Padişah, Hareket Ordusu hakkında mürşidine danışıyor. Bu orduya karşı koyup koymama hususunda, şeyhinin fikir ve kanaatini öğrenmek istiyor.
O mübarek Şazelî şeyhi ise, yapmış olduğu muhavereden sonra "sultan mürid/derviş padişah" makamında gördüğü Sultan Abdülhamid'e şunları söyler: "Selanik'ten gelen bu orduya mukabele etme. Ona galip gelemezsin. Zira, o ordunun içinde Deccal var. Deccal ise, kuvvet yoluyla mağlup edilemez diye rivâyet var."
Şair Rıza Tevfik de, "Sultan Abdülhamid'in ruhaniyetinden istimdat" ile yazdığı o meşhûr şiirin bir kıt'asında, Hareket Ordusunu alkışlayanları "Deccal'a zil çalan böyle milletin" diyerek, hem bir tılsımı fâş etmiş oluyor, hem de alkışa devam edenlerın ıslâhını gayr–ı kàbil gördüğünü beyan ediyor.
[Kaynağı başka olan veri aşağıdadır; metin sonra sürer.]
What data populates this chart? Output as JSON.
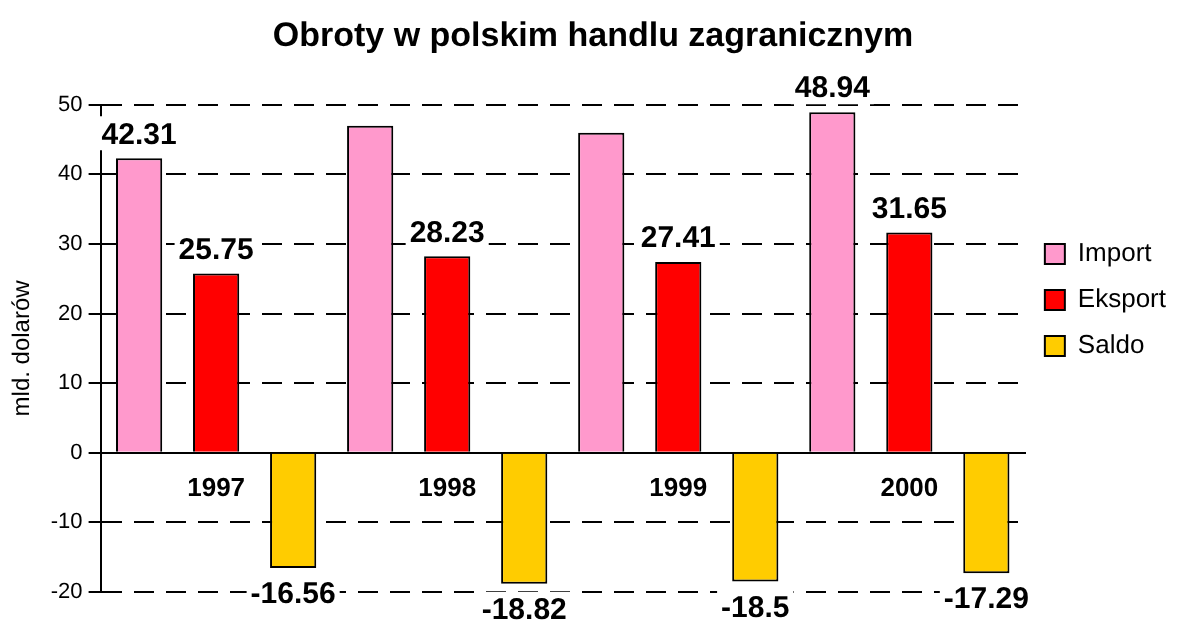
{
  "chart_data": {
    "type": "bar",
    "title": "Obroty w polskim handlu zagranicznym",
    "ylabel": "mld. dolarów",
    "categories": [
      "1997",
      "1998",
      "1999",
      "2000"
    ],
    "series": [
      {
        "name": "Import",
        "color": "#ff99cc",
        "values": [
          42.31,
          47,
          46,
          48.94
        ],
        "value_labels": [
          "42.31",
          null,
          null,
          "48.94"
        ]
      },
      {
        "name": "Eksport",
        "color": "#ff0000",
        "values": [
          25.75,
          28.23,
          27.41,
          31.65
        ],
        "value_labels": [
          "25.75",
          "28.23",
          "27.41",
          "31.65"
        ]
      },
      {
        "name": "Saldo",
        "color": "#ffcc00",
        "values": [
          -16.56,
          -18.82,
          -18.5,
          -17.29
        ],
        "value_labels": [
          "-16.56",
          "-18.82",
          "-18.5",
          "-17.29"
        ]
      }
    ],
    "ylim": [
      -20,
      50
    ],
    "yticks": [
      -20,
      -10,
      0,
      10,
      20,
      30,
      40,
      50
    ],
    "grid": "y",
    "legend": "right"
  }
}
Şunu da ifade edelim ki: Yukarıdaki rivâyet, kesinlik kazanmış herhangi bir bilgiye, belgeye dayanmıyor.
Eldeki bilgi ve belgeler, Sultan Abdülhamid'in Hareket Ordusuna niçin mukabele etmediği sorusuna tatminkâr bir cevap teşkil etmediği için, bu meselenin mutlaka başka mânevî sebepleri vardır diye düşünerek, şifahî tarikle gelen bu bilgileri, bir "kanaat–i kalbiye" neticesi sizlerle paylaşmış olduk. Dayatma diretme yok, ısrar yok. Kabul edip etmek serbest.
Âhirzamanın dehşetli şahısları ile kuvvet ve siyaset yoluyla mukabele edilmemesini tavsiye eden kudsî rivâyetler ise, katiyyen vardır ve sahihtir.

Nitekim, 1923'te Ankara'dan ayrılmaya karar veren Üstad Bediüzzaman, bu ayrılmanın sebebini soran yeğeni Abdurrahman'a şu cevabı veriyor: "Bak evlâdım! Kudsî rivâyetlerde, 'O dehşetli şahsın zamanına yetiştiğinizde, ona karşı kuvvetle ve siyasetle mukabele etmeyin’ diye tavsiye ediliyor. Çünkü, o bu cihetiyle galiptir, yani daha kuvvetlidir."
Kur’an’a hücum edilecek; î’câzı, onun çelik bir zırhı olacak.Ve şu î’câzın bir nevini şu zamanda

izhârına, haddimin fevkinde olarak, benim gibi bir adam namzet olacak.Ve namzet olduğumu anladım.